Calvillo sounds like future Montreal Alouettes head coach at season-ending event

Calvillo sounds like future Montreal Alouettes head coach at season-ending event

MONTREAL — Anthony Calvillo certainly sounded like a future head coach.

The CFL’s all-time passing leader, who had just completed his first season in the coaching ranks, spoke with passion and authority at the Montreal Alouettes’ season wrap-up news conference on Monday, where it was announced that general manager Jim Popp will return as head coach.

Calvillo began the season as receivers coach, but was promoted to co-offensive co-ordinator with Ryan Dinwiddie when Turk Schonert was fired in mid-season. Shortly after, Popp stepped in for fired head coach Tom Higgins.

It has long been felt that Calvillo, who passed for 79,816 yards over 20 CFL seasons before retiring in 2013, will become a head coach one day. It seems he is close to ready. He certainly stole the show at the news conference with a vow to lay down the law next season.

“It’s about competition, not about being entitled,” he said. “I’m sick and tired of guys coming in here believing they belong here.

“It’s a privilege to play here.”

He also had thoughts on what he learned as a coach. The main thing was “not to keep my mouth shut.

“I failed Turk Schonert,” he said. “As a new coach, you’re trying to find your way, trying to figure out when to challenge him. I’d just say ‘If he’s not going to listen, I’m not going to give him any more information.’ The only way to get better as a coach is to speak your mind.
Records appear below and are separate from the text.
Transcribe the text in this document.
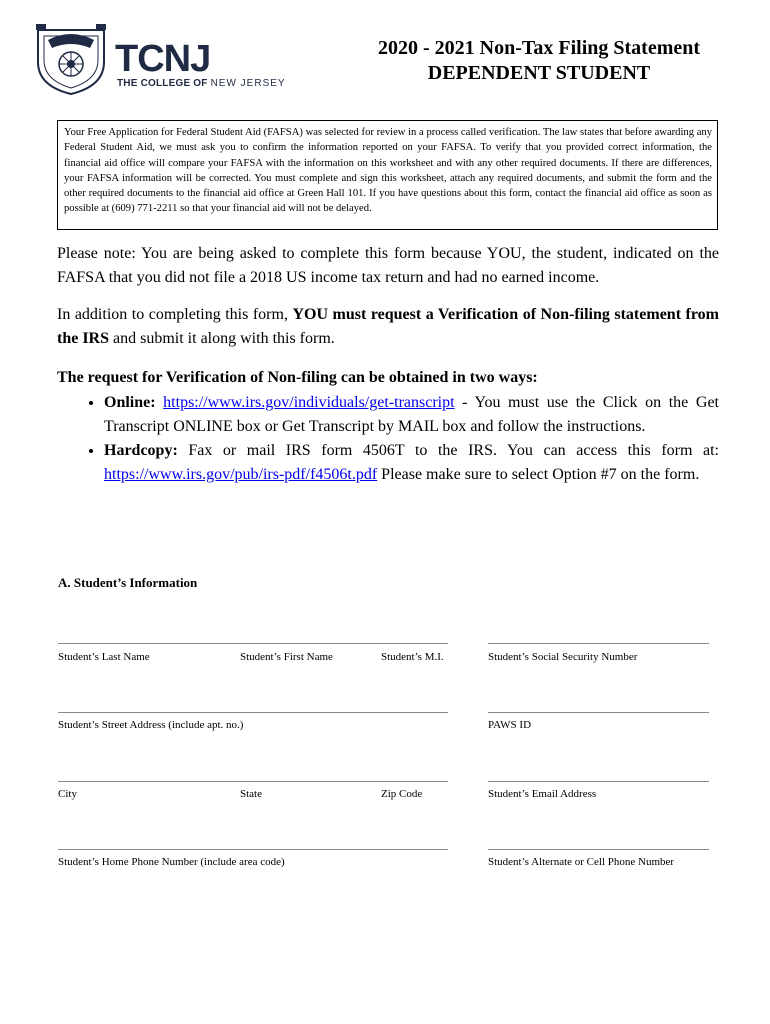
TCNJ
THE COLLEGE OF NEW JERSEY
2020 - 2021 Non-Tax Filing Statement
DEPENDENT STUDENT
Your Free Application for Federal Student Aid (FAFSA) was selected for review in a process called verification. The law states that before awarding any Federal Student Aid, we must ask you to confirm the information reported on your FAFSA. To verify that you provided correct information, the financial aid office will compare your FAFSA with the information on this worksheet and with any other required documents. If there are differences, your FAFSA information will be corrected. You must complete and sign this worksheet, attach any required documents, and submit the form and the other required documents to the financial aid office at Green Hall 101. If you have questions about this form, contact the financial aid office as soon as possible at (609) 771-2211 so that your financial aid will not be delayed.
Please note: You are being asked to complete this form because YOU, the student, indicated on the FAFSA that you did not file a 2018 US income tax return and had no earned income.
In addition to completing this form, YOU must request a Verification of Non-filing statement from the IRS and submit it along with this form.
The request for Verification of Non-filing can be obtained in two ways:
• Online: https://www.irs.gov/individuals/get-transcript - You must use the Click on the Get Transcript ONLINE box or Get Transcript by MAIL box and follow the instructions.
• Hardcopy: Fax or mail IRS form 4506T to the IRS. You can access this form at: https://www.irs.gov/pub/irs-pdf/f4506t.pdf Please make sure to select Option #7 on the form.
A. Student’s Information
Student’s Last Name	Student’s First Name	Student’s M.I.	Student’s Social Security Number
Student’s Street Address (include apt. no.)	PAWS ID
City	State	Zip Code	Student’s Email Address
Student’s Home Phone Number (include area code)	Student’s Alternate or Cell Phone Number
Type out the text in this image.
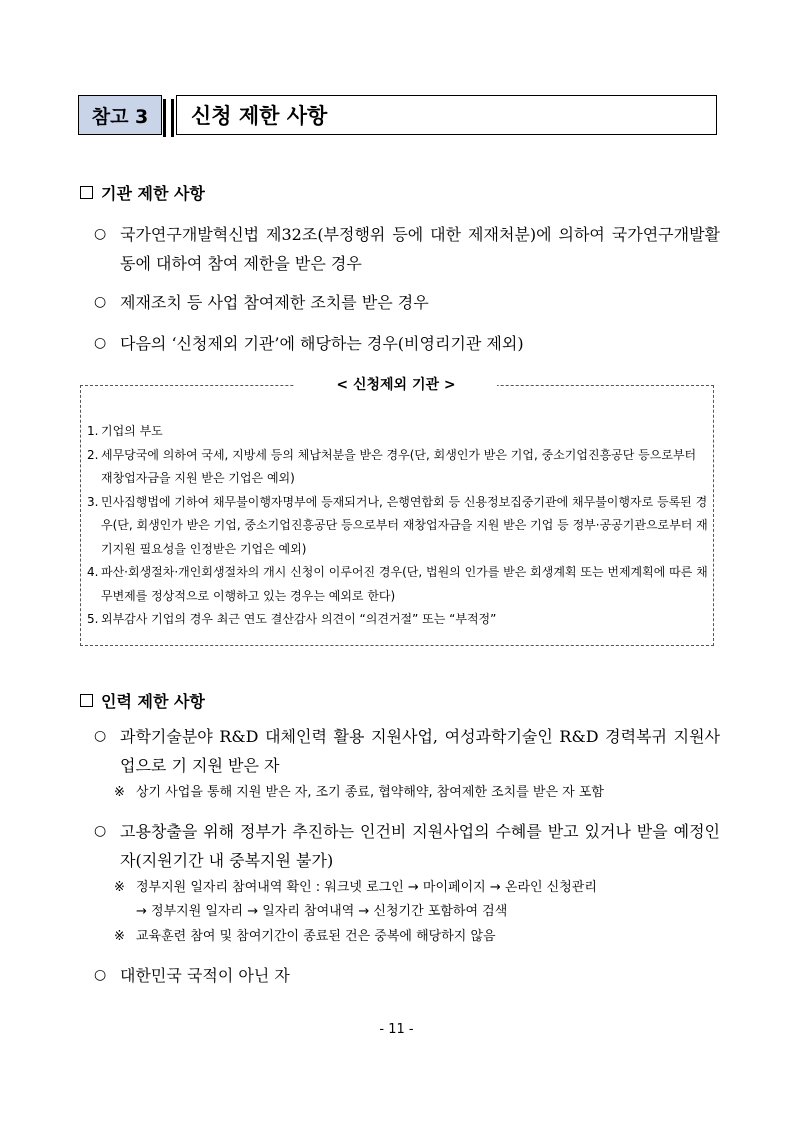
참고 3	신청 제한 사항
기관 제한 사항
○ 국가연구개발혁신법 제32조(부정행위 등에 대한 제재처분)에 의하여 국가연구개발활동에 대하여 참여 제한을 받은 경우
○ 제재조치 등 사업 참여제한 조치를 받은 경우
○ 다음의 ‘신청제외 기관’에 해당하는 경우(비영리기관 제외)
< 신청제외 기관 >
1. 기업의 부도
2. 세무당국에 의하여 국세, 지방세 등의 체납처분을 받은 경우(단, 회생인가 받은 기업, 중소기업진흥공단 등으로부터 재창업자금을 지원 받은 기업은 예외)
3. 민사집행법에 기하여 채무불이행자명부에 등재되거나, 은행연합회 등 신용정보집중기관에 채무불이행자로 등록된 경우(단, 회생인가 받은 기업, 중소기업진흥공단 등으로부터 재창업자금을 지원 받은 기업 등 정부·공공기관으로부터 재기지원 필요성을 인정받은 기업은 예외)
4. 파산·회생절차·개인회생절차의 개시 신청이 이루어진 경우(단, 법원의 인가를 받은 회생계획 또는 번제계획에 따른 채무변제를 정상적으로 이행하고 있는 경우는 예외로 한다)
5. 외부감사 기업의 경우 최근 연도 결산감사 의견이 “의견거절” 또는 “부적정”
인력 제한 사항
○ 과학기술분야 R&D 대체인력 활용 지원사업, 여성과학기술인 R&D 경력복귀 지원사업으로 기 지원 받은 자
※ 상기 사업을 통해 지원 받은 자, 조기 종료, 협약해약, 참여제한 조치를 받은 자 포함
○ 고용창출을 위해 정부가 추진하는 인건비 지원사업의 수혜를 받고 있거나 받을 예정인 자(지원기간 내 중복지원 불가)
※ 정부지원 일자리 참여내역 확인 : 워크넷 로그인 → 마이페이지 → 온라인 신청관리
→ 정부지원 일자리 → 일자리 참여내역 → 신청기간 포함하여 검색
※ 교육훈련 참여 및 참여기간이 종료된 건은 중복에 해당하지 않음
○ 대한민국 국적이 아닌 자
- 11 -
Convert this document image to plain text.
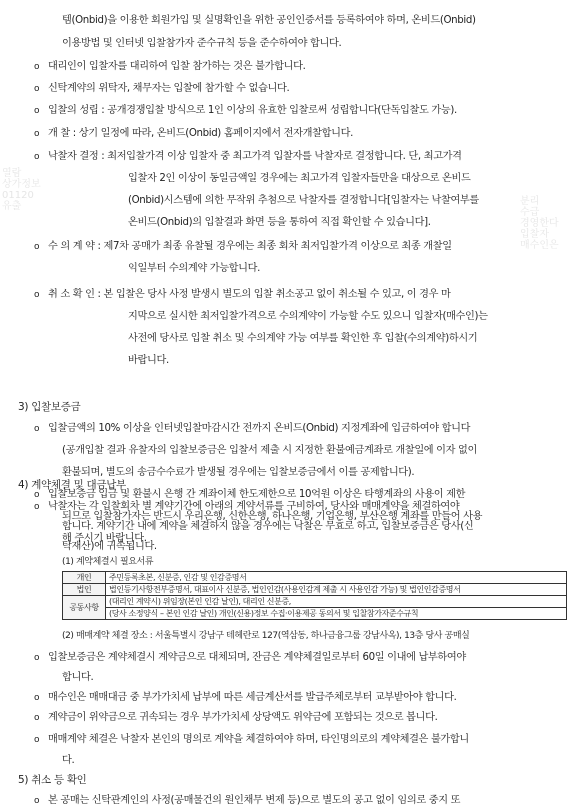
열람
상가정보
01120
유출	분리
수급
경영한다
입찰자
매수인은
템(Onbid)을 이용한 회원가입 및 실명확인을 위한 공인인증서를 등록하여야 하며, 온비드(Onbid)
이용방법 및 인터넷 입찰참가자 준수규칙 등을 준수하여야 합니다.
o 대리인이 입찰자를 대리하여 입찰 참가하는 것은 불가합니다.
o 신탁계약의 위탁자, 채무자는 입찰에 참가할 수 없습니다.
o 입찰의 성립 : 공개경쟁입찰 방식으로 1인 이상의 유효한 입찰로써 성립합니다(단독입찰도 가능).
o 개 찰 : 상기 일정에 따라, 온비드(Onbid) 홈페이지에서 전자개찰합니다.
o 낙찰자 결정 : 최저입찰가격 이상 입찰자 중 최고가격 입찰자를 낙찰자로 결정합니다. 단, 최고가격
입찰자 2인 이상이 동일금액일 경우에는 최고가격 입찰자들만을 대상으로 온비드
(Onbid)시스템에 의한 무작위 추첨으로 낙찰자를 결정합니다[입찰자는 낙찰여부를
온비드(Onbid)의 입찰결과 화면 등을 통하여 직접 확인할 수 있습니다].
o 수 의 계 약 : 제7차 공매가 최종 유찰될 경우에는 최종 회차 최저입찰가격 이상으로 최종 개찰일
익일부터 수의계약 가능합니다.
o 취 소 확 인 : 본 입찰은 당사 사정 발생시 별도의 입찰 취소공고 없이 취소될 수 있고, 이 경우 마
지막으로 실시한 최저입찰가격으로 수의계약이 가능할 수도 있으니 입찰자(매수인)는
사전에 당사로 입찰 취소 및 수의계약 가능 여부를 확인한 후 입찰(수의계약)하시기
바랍니다.
3) 입찰보증금
o 입찰금액의 10% 이상을 인터넷입찰마감시간 전까지 온비드(Onbid) 지정계좌에 입금하여야 합니다
(공개입찰 결과 유찰자의 입찰보증금은 입찰서 제출 시 지정한 환불예금계좌로 개찰일에 이자 없이
환불되며, 별도의 송금수수료가 발생될 경우에는 입찰보증금에서 이를 공제합니다).
o 입찰보증금 입금 및 환불시 은행 간 계좌이체 한도제한으로 10억원 이상은 타행계좌의 사용이 제한
되므로 입찰참가자는 반드시 우리은행, 신한은행, 하나은행, 기업은행, 부산은행 계좌를 만들어 사용
해 주시기 바랍니다.
4) 계약체결 및 대금납부
o 낙찰자는 각 입찰회차 별 계약기간에 아래의 계약서류를 구비하여, 당사와 매매계약을 체결하여야
합니다. 계약기간 내에 계약을 체결하지 않을 경우에는 낙찰은 무효로 하고, 입찰보증금은 당사(신
탁재산)에 귀속됩니다.
(1) 계약체결시 필요서류
개인	주민등록초본, 신분증, 인감 및 인감증명서
법인	법인등기사항전부증명서, 대표이사 신분증, 법인인감(사용인감계 제출 시 사용인감 가능) 및 법인인감증명서
공동사항	(대리인 계약시) 위임장(본인 인감 날인), 대리인 신분증,
	(당사 소정양식 – 본인 인감 날인) 개인(신용)정보 수집·이용제공 동의서 및 입찰참가자준수규칙
(2) 매매계약 체결 장소 : 서울특별시 강남구 테헤란로 127(역삼동, 하나금융그룹 강남사옥), 13층 당사 공매실
o 입찰보증금은 계약체결시 계약금으로 대체되며, 잔금은 계약체결일로부터 60일 이내에 납부하여야
합니다.
o 매수인은 매매대금 중 부가가치세 납부에 따른 세금계산서를 발급주체로부터 교부받아야 합니다.
o 계약금이 위약금으로 귀속되는 경우 부가가치세 상당액도 위약금에 포함되는 것으로 봅니다.
o 매매계약 체결은 낙찰자 본인의 명의로 계약을 체결하여야 하며, 타인명의로의 계약체결은 불가합니
다.
5) 취소 등 확인
o 본 공매는 신탁관계인의 사정(공매물건의 원인채무 변제 등)으로 별도의 공고 없이 임의로 중지 또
“That goes for the players as well. There will be a platform to speak up. We’re going to have a vision and if they’re not on that vision, they’re not going to play, period. And they’re not going to be coming in here thinking they’re entitled. That is over.”

He expects a better offence next season.

“We’re trying to build something special here,” said Calvillo. “We talked about our record. Yes it was 6-12, but you were not in that locker-room.

“With all the distractions this team had to deal with, guys played for one another. And they played without a vision because we had a different head coach.

“Now we have a group in place that’s going to have a vision and I’m excited about it because they’re going to come out and play for a reason. We’re going to develop that vision and move forward and we’re going to have success.”